A letter to parents of my college essay students
Thank you for trusting me to guide your student through this important work. Here are some of the things your student will be doing with me, and how you can help and stay involved.
What’s a college essay for? Who reads them?
Applications contain a lot of information. The first thing that college admissions officers look at are grades, the list of courses the student took to achieve those grades, and test scores (if any), such as SAT, ACT. If your student makes the first cut with these numbers, the next thing that admissions officers will turn to is their essays.
Essays differentiate your student from every other applicant with the same numbers. The essays are the only part of the application where college admissions officers can get to know your student as a person. Essays reveal things that don’t show up anywhere else in the application. The best essays reveal the student’s unique personality, how they think, and how they see themselves in the world. The essay topic is less important than what the essay reveals about the student’s traits, goals, and ability to reflect on their own experiences, how these experiences affected them, and what they want to do in college and in their life.
What is college essay coaching?
Just as a tennis coach teaches players to improve their game, I teach students to write essays to “win” the college admissions game – to give them their best shot at being admitted.
I take them through a process that starts with identifying their traits, skills, experiences and goals. We identify stories from their lives that demonstrate these traits and goals most effectively. Then they start to write. The first draft is never final; it’s probably not well written, and that’s fine. Together, we shape and tweak the essay, usually over several drafts. When finalized, each one of your student’s essays will be interesting, easy to read, and tell a story that could only be told by them, in their own unique voice. They reveal who your student is and make a compelling case for admission.
How is college essay coaching different than college counseling?
Your student’s counselor provides a wide range of advice, from high school course selection, standardized testing strategy and preparation, choosing extracurriculars and of course compiling a list of colleges to apply to.
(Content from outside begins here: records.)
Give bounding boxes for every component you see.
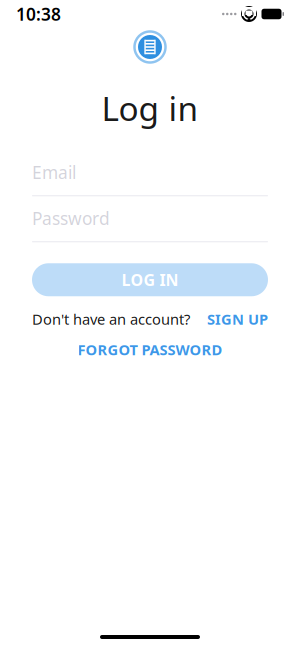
staticText: Email [32,161,76,184]
staticText: FORGOT PASSWORD [78,340,222,359]
staticText: SIGN UP [207,309,268,329]
button[interactable]: FORGOT PASSWORD [32,340,268,359]
staticText: Password [32,207,110,230]
staticText: Don't have an account? [32,309,190,329]
button[interactable]: LOG IN [32,263,268,296]
staticText: 10:38 [16,2,61,26]
staticText: LOG IN [122,269,178,290]
button[interactable]: SIGN UP [207,309,268,329]
staticText: Log in [102,86,198,130]
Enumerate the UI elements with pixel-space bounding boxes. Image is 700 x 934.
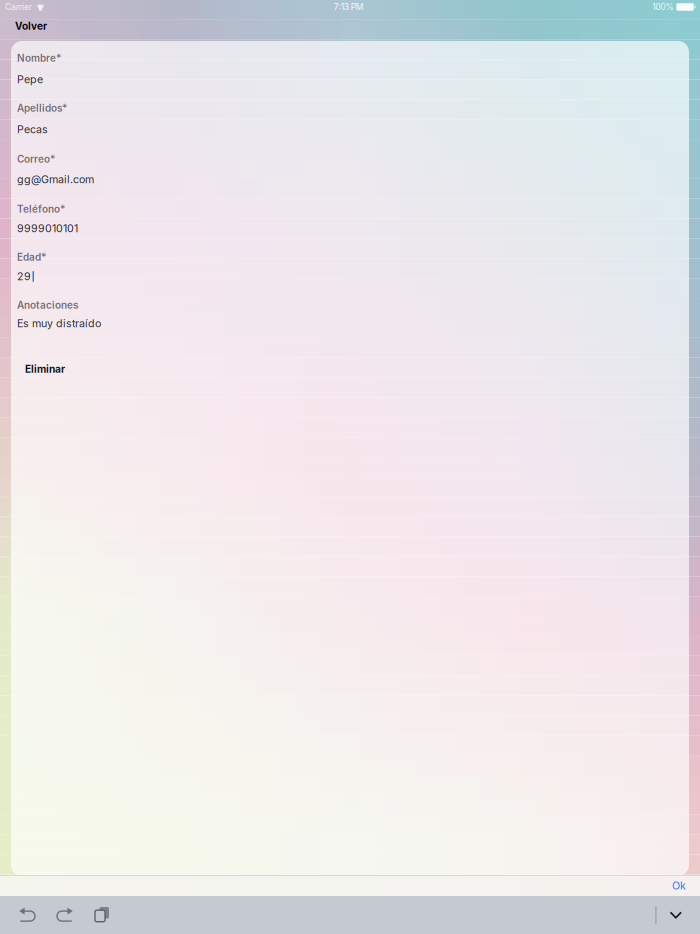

Once the college list is semi-firm, usually in the summer before senior year of high school, that’s where I come in. And once applications have been submitted, our work together is done. Your relationship with your college counselor will continue through the end of the process, when you have received offers, chosen one to accept, and enrolled in college.
How important are the essays?
Grades, course list and test scores are the first considerations for college admissions officers. If your student makes that first cut, admissions officers will read the essays to find out whether your student would be a good fit for their next freshman class.
How to help
If you’re interested in helping your student with their essays, here are some tips:
- Ask your student what they are learning in our sessions about what makes a good college application essay.
- Ask them about their essay topic ideas. Why have they chosen that story to tell? What does it mean to them? What did they learn from that experience?
- Listen to their essay ideas without saying much, especially in the early stages. Writing is a creative process that takes time.
- Help them to attend our scheduled meetings and complete their writing assignments by reminding them, if necessary
- If your student asks you to read an essay, please do!
- As you read if, ask yourself, “Does this sound like something my student would say? Would it help the reader to know what my student is like as a person?” With this in mind, tell them what you think.
- Edit their writing. It’s important that the essay be written by them and be authentic.
- Invite others to edit or critique, even if they went to that college themselves, are a good writer, etc. This usually results in an essay that does not sound like a 17-year-old person – and certainly not yours.
- Focus on the details, like punctuation. I’ll proofread the final before it’s submitted.
I love getting to know teenagers, their opinions and aspirations. I enjoy sharing my writing expertise to help young people achieve their goals. I’m happy to talk with you if you have questions. Applying to college can be complicated and stressful. Many parents find that my coaching relieves some of that stress. Thank you for inviting me to do it.